En effet chers frères et sœurs, m'appuyant sur les textes soumis à notre méditation, qu'il me soit permis de souligner les traits caractéristiques de la vraie Assemblée des bons chrétiens. Il ne s'agit d'autre chose que de l'AMOUR sincère de Dieu et du prochain qui fait tomber le joug et donne la paix véritable. Pour y parvenir, il nous faut garder et pratiquer la parole du Christ par l'assistance du Saint Esprit.
Oui, c'est en cela que nous assistons dans les actes des Apôtres 15, le premier grand débat de l’Église appelé Concile de Jérusalem. Quel le but de cette assise?

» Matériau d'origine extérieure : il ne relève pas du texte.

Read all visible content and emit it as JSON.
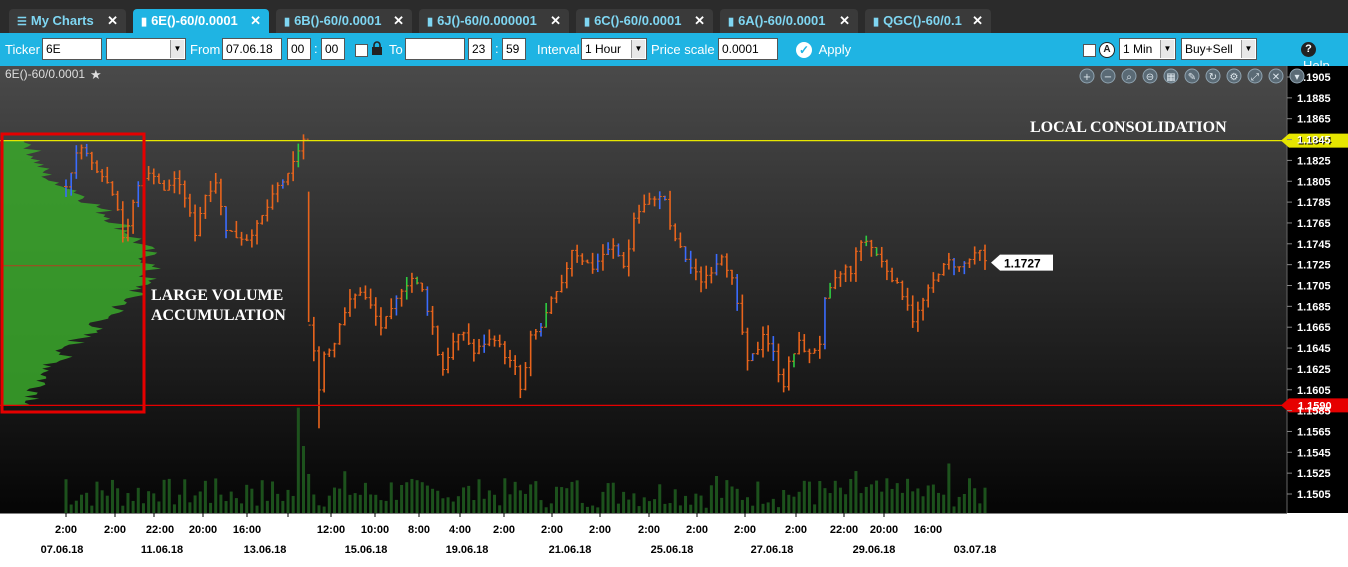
{
  "tabs": [
    {
      "label": "My Charts",
      "icon": "list-icon",
      "active": false
    },
    {
      "label": "6E()-60/0.0001",
      "icon": "bar-chart-icon",
      "active": true
    },
    {
      "label": "6B()-60/0.0001",
      "icon": "bar-chart-icon",
      "active": false
    },
    {
      "label": "6J()-60/0.000001",
      "icon": "bar-chart-icon",
      "active": false
    },
    {
      "label": "6C()-60/0.0001",
      "icon": "bar-chart-icon",
      "active": false
    },
    {
      "label": "6A()-60/0.0001",
      "icon": "bar-chart-icon",
      "active": false
    },
    {
      "label": "QGC()-60/0.1",
      "icon": "bar-chart-icon",
      "active": false
    }
  ],
  "toolbar": {
    "ticker_label": "Ticker",
    "ticker_value": "6E",
    "from_label": "From",
    "from_date": "07.06.18",
    "from_hour": "00",
    "from_minute": "00",
    "to_label": "To",
    "to_date": "",
    "to_hour": "23",
    "to_minute": "59",
    "interval_label": "Interval",
    "interval_value": "1 Hour",
    "price_scale_label": "Price scale",
    "price_scale_value": "0.0001",
    "apply_label": "Apply",
    "timeframe_value": "1 Min",
    "side_value": "Buy+Sell",
    "help_label": "Help"
  },
  "chart_data": {
    "type": "candlestick",
    "instrument": "6E()-60/0.0001",
    "yaxis": {
      "ticks": [
        "1.1905",
        "1.1885",
        "1.1865",
        "1.1845",
        "1.1825",
        "1.1805",
        "1.1785",
        "1.1765",
        "1.1745",
        "1.1725",
        "1.1705",
        "1.1685",
        "1.1665",
        "1.1645",
        "1.1625",
        "1.1605",
        "1.1585",
        "1.1565",
        "1.1545",
        "1.1525",
        "1.1505"
      ],
      "range": [
        1.149,
        1.1915
      ]
    },
    "xaxis": {
      "time_ticks": [
        "2:00",
        "2:00",
        "22:00",
        "20:00",
        "16:00",
        "12:00",
        "10:00",
        "8:00",
        "4:00",
        "2:00",
        "2:00",
        "2:00",
        "2:00",
        "2:00",
        "2:00",
        "2:00",
        "22:00",
        "20:00",
        "16:00"
      ],
      "date_ticks": [
        "07.06.18",
        "11.06.18",
        "13.06.18",
        "15.06.18",
        "19.06.18",
        "21.06.18",
        "25.06.18",
        "27.06.18",
        "29.06.18",
        "03.07.18"
      ]
    },
    "series": [
      {
        "values": [
          [
            0,
            1.18
          ],
          [
            2,
            1.183
          ],
          [
            3,
            1.184
          ],
          [
            5,
            1.1822
          ],
          [
            7,
            1.1812
          ],
          [
            9,
            1.1795
          ],
          [
            10,
            1.178
          ],
          [
            11,
            1.1752
          ],
          [
            12,
            1.176
          ],
          [
            13,
            1.1785
          ],
          [
            14,
            1.18
          ],
          [
            15,
            1.181
          ],
          [
            17,
            1.1812
          ],
          [
            19,
            1.1795
          ],
          [
            21,
            1.1808
          ],
          [
            23,
            1.179
          ],
          [
            25,
            1.1755
          ],
          [
            26,
            1.1775
          ],
          [
            27,
            1.1792
          ],
          [
            29,
            1.1805
          ],
          [
            30,
            1.178
          ],
          [
            31,
            1.176
          ],
          [
            33,
            1.1752
          ],
          [
            35,
            1.175
          ],
          [
            37,
            1.1762
          ],
          [
            39,
            1.178
          ],
          [
            41,
            1.18
          ],
          [
            43,
            1.181
          ],
          [
            44,
            1.1822
          ],
          [
            45,
            1.1835
          ],
          [
            46,
            1.1845
          ],
          [
            47,
            1.1665
          ],
          [
            48,
            1.1645
          ],
          [
            49,
            1.1605
          ],
          [
            50,
            1.164
          ],
          [
            52,
            1.165
          ],
          [
            53,
            1.167
          ],
          [
            55,
            1.169
          ],
          [
            57,
            1.17
          ],
          [
            59,
            1.1685
          ],
          [
            61,
            1.1665
          ],
          [
            63,
            1.168
          ],
          [
            65,
            1.1702
          ],
          [
            67,
            1.1712
          ],
          [
            69,
            1.17
          ],
          [
            71,
            1.1665
          ],
          [
            72,
            1.164
          ],
          [
            73,
            1.1625
          ],
          [
            75,
            1.165
          ],
          [
            77,
            1.166
          ],
          [
            79,
            1.164
          ],
          [
            81,
            1.165
          ],
          [
            83,
            1.1655
          ],
          [
            85,
            1.1638
          ],
          [
            87,
            1.1625
          ],
          [
            88,
            1.1605
          ],
          [
            89,
            1.1625
          ],
          [
            90,
            1.1655
          ],
          [
            92,
            1.1665
          ],
          [
            94,
            1.169
          ],
          [
            96,
            1.1705
          ],
          [
            98,
            1.174
          ],
          [
            100,
            1.173
          ],
          [
            102,
            1.1722
          ],
          [
            104,
            1.1735
          ],
          [
            106,
            1.1742
          ],
          [
            108,
            1.1725
          ],
          [
            109,
            1.174
          ],
          [
            110,
            1.177
          ],
          [
            112,
            1.1782
          ],
          [
            114,
            1.179
          ],
          [
            116,
            1.1788
          ],
          [
            117,
            1.176
          ],
          [
            119,
            1.174
          ],
          [
            121,
            1.1722
          ],
          [
            123,
            1.171
          ],
          [
            125,
            1.172
          ],
          [
            127,
            1.1735
          ],
          [
            129,
            1.171
          ],
          [
            130,
            1.1685
          ],
          [
            131,
            1.166
          ],
          [
            132,
            1.163
          ],
          [
            134,
            1.1645
          ],
          [
            135,
            1.166
          ],
          [
            137,
            1.164
          ],
          [
            138,
            1.1622
          ],
          [
            139,
            1.161
          ],
          [
            140,
            1.163
          ],
          [
            142,
            1.165
          ],
          [
            144,
            1.1638
          ],
          [
            146,
            1.165
          ],
          [
            147,
            1.169
          ],
          [
            149,
            1.171
          ],
          [
            151,
            1.1722
          ],
          [
            152,
            1.1715
          ],
          [
            153,
            1.174
          ],
          [
            155,
            1.1748
          ],
          [
            157,
            1.1735
          ],
          [
            159,
            1.172
          ],
          [
            161,
            1.1705
          ],
          [
            163,
            1.1688
          ],
          [
            164,
            1.1672
          ],
          [
            165,
            1.168
          ],
          [
            167,
            1.17
          ],
          [
            169,
            1.1718
          ],
          [
            171,
            1.1728
          ],
          [
            173,
            1.1722
          ],
          [
            175,
            1.173
          ],
          [
            177,
            1.1737
          ],
          [
            178,
            1.1727
          ]
        ]
      }
    ],
    "annotations": [
      {
        "text": "LOCAL CONSOLIDATION"
      },
      {
        "text": "LARGE VOLUME ACCUMULATION"
      }
    ],
    "horizontal_lines": [
      {
        "value": 1.1844,
        "color": "#e6e600",
        "label": "1.1844"
      },
      {
        "value": 1.159,
        "color": "#e60000",
        "label": "1.1590"
      }
    ],
    "last_price": {
      "value": 1.1727,
      "label": "1.1727"
    },
    "volume_profile": {
      "range": [
        1.159,
        1.1844
      ],
      "peak_price": 1.1724,
      "color": "#3aa82a"
    },
    "volume_bars": {
      "color": "#1f5a1f"
    },
    "toolbar_icons": [
      "zoom-in-icon",
      "zoom-out-icon",
      "search-icon",
      "zoom-reset-icon",
      "grid-icon",
      "pencil-icon",
      "refresh-icon",
      "gear-icon",
      "expand-icon",
      "close-icon",
      "dropdown-icon"
    ]
  }
}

Depuis déjà deux ou trois siècles, les Juifs émigrés dans les pays de langue grecque avaient attiré à leur foi de très nombreux païens. Bien des chrétiens de Jérusalem qui sont des pharisiens s’expriment de façon catégorique : les païens sont sauvés par la foi au Christ, mais liée à l’observance de la Loi mosaïque : la circoncision. Ils ne sont pas conscients que seule la foi chrétienne et ses œuvres font intégrer au Peuple de Dieu. Grâce aux missions de Paul, nous comprenons que l'authentique Peuple de Dieu, est la communauté chrétienne.

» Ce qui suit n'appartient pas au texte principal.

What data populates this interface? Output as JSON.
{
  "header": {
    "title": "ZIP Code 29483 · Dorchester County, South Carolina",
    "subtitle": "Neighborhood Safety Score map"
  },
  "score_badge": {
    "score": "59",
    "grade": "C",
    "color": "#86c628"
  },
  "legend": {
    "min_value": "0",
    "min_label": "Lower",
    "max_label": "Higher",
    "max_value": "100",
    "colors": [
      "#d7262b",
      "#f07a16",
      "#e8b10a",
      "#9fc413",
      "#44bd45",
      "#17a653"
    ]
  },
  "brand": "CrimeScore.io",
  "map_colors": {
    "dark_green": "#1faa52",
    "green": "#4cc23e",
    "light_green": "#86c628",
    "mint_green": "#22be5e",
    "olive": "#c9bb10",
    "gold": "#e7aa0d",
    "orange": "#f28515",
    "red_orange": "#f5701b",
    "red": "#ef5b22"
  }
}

L’Église va-t-elle se diviser ? Paul sera-t-il l’initiateur d’une autre Église chrétienne plus radicale dans l’appréciation du salut par la seule foi au Christ ? La rencontre de Jérusalem est un effort de toute l’Église pour préciser sa foi et sauvegarder son unité et non l'uniformité, puisque nous ne sommes pas nés en série. Alors il faut se réunir pour trancher. C'est ainsi que les anciens, responsables de l’Église-mère de Jérusalem se réunissent avec les apôtres qui sont l’autorité suprême (2e lecture). Simon-Pierre, sans régner en maître absolu comme nous le voyons aujourd'hui dans nos communautés leur rappelle son expérience avec Corneille (Actes 10), et il ouvre le chemin de la liberté totale par rapport à la religion juive. Sous la mouvance du Saint Esprit promis dans l'Évangile du jour, la bonne décision est prise : il s'agit de ne pas faire peser sur les autres des fardeaux que nous-mêmes ne pouvons pas porter. Souvenons-nous du Christ qui disait de faire aux autres ce que nous voulons qu'ils nous fassent. La finale de la clause qui est l'essence même de la vie chrétienne est de s'abstenir des relations avec les idoles (se débarrasser de tout ce qui a occupé la première place, celle de Dieu dans notre vie : téléphone, télévision, travail, argent, soucis, une personne,....) et des relations illégitimes (adultère, fornication, masturbation, pédophilie, homosexualité, bestialité, néchrophilie,...).
Puisse Dieu nous aider à conformer notre vie à ce qu’il attend de nous.